Traditional security models, in fact, aim to enclose an organization within a perimeter designed to block threats that come from the outside. This is a seemingly reasonable concept, except for the fact that all threats come from outside and that administrators must necessarily trust people and devices within the network. It is therefore based on the assumption that no user in the organization has been compromised previously and that they always act in good faith and in a reliable manner. Clearly today this is no longer the case since the perimeters of an organization have melted like snow in the sun from the use of smart working. And for the increasing number of personal devices, from smartphones to notebooks that are used for work.
In essence, zero-trust security has replaced the old assumptions that resources within the perimeter of the corporate network must be trusted, and considers trust as a vulnerability, since users of a “trusted” network could move within the network or cause the takeover of all data to which they legitimately had access.
But what happens in AWS?
The mission at
Amazon Web Services
is, as is now known, to innovate on behalf of customers so that they have less and less work to do when building, deploying, and rapidly iterating on secure systems. From a security perspective, customers are looking for answers to a question: What are the optimal models to ensure the right level of confidentiality, integrity and availability of systems and data, while increasing speed and agility? The most obvious example of Zero Trust on AWS is how millions of customers typically interact with AWS every day using the management console or securely calling AWS APIs over a diverse set of public and private networks.

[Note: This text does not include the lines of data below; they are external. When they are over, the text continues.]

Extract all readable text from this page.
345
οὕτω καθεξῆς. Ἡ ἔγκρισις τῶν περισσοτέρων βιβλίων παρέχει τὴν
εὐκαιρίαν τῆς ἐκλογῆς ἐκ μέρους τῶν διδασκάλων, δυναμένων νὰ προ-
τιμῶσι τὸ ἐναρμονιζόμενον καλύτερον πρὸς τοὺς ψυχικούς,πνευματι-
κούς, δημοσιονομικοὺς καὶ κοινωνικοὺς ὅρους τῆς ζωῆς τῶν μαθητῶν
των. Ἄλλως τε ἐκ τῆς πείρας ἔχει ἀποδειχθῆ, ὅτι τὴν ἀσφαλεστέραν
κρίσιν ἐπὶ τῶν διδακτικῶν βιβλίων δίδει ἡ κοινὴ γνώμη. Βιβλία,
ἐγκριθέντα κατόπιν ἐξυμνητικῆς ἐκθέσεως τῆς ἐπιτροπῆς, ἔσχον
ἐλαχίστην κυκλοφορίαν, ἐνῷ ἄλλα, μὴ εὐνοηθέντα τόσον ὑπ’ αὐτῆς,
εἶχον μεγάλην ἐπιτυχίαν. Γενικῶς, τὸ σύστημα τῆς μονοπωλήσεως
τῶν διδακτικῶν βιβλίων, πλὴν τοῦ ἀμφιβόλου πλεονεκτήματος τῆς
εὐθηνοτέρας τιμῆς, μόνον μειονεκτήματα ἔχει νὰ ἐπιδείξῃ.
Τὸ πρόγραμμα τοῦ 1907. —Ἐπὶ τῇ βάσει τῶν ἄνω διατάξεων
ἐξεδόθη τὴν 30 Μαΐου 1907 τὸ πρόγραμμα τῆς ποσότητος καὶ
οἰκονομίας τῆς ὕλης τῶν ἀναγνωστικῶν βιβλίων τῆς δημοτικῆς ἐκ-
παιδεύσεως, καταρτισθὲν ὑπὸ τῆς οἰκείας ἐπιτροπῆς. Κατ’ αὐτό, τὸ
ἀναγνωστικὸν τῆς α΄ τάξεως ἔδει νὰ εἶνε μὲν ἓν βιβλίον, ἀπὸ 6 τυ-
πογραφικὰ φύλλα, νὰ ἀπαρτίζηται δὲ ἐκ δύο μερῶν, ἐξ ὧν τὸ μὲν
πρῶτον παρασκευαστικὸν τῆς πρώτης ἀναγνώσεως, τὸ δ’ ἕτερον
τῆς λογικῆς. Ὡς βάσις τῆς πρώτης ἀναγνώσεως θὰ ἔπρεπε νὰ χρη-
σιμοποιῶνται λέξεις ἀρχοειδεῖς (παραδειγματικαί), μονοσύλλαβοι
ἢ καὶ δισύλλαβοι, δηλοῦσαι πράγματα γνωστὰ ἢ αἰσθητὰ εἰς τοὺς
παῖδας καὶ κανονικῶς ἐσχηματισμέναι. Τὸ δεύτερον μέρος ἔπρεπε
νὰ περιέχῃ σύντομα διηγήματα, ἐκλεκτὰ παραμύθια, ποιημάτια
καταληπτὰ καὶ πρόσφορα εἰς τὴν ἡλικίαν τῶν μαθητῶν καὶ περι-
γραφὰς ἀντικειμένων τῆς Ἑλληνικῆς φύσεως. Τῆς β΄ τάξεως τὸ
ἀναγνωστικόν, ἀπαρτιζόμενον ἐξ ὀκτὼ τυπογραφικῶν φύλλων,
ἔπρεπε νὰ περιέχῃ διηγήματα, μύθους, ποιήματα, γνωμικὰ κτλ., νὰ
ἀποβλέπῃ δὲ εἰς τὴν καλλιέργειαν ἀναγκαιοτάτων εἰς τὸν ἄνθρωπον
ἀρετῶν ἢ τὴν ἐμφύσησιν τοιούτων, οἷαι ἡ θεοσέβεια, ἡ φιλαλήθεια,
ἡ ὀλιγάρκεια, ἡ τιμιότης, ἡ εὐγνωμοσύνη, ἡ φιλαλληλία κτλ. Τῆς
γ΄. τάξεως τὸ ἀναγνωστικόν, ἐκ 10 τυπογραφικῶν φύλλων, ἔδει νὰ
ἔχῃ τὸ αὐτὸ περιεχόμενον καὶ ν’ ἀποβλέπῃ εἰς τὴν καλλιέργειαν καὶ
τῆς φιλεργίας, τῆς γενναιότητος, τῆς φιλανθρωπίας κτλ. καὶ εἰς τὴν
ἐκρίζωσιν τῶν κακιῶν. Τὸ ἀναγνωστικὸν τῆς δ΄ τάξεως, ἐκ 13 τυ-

Whether they are called through the console, the AWS Command Line Interface (AWS CLI), or software written in AWS APIs, ultimately all of these interaction methods reach a set of web services with endpoints that are reachable from the internet. There is absolutely nothing about the security of the AWS API infrastructure that depends on the reachability of the network. Each of these signed API requests is authenticated and authorized each time at a rate of millions and millions of requests per second globally. Customers, therefore, do it safely; knowing that the cryptographic strength of the underlying Transport Layer Security (TLS) protocol, enhanced by the AWS Signature v4 signing process, adequately protects these requests without any regard for the reliability of the underlying network. Interestingly, the use of cloud-based APIs is rarely mentioned in Zero Trust discussions. Perhaps this is because AWS has led the way with this approach to API protection from the beginning, so much so that it is now assumed to be a critical part of every cloud security story.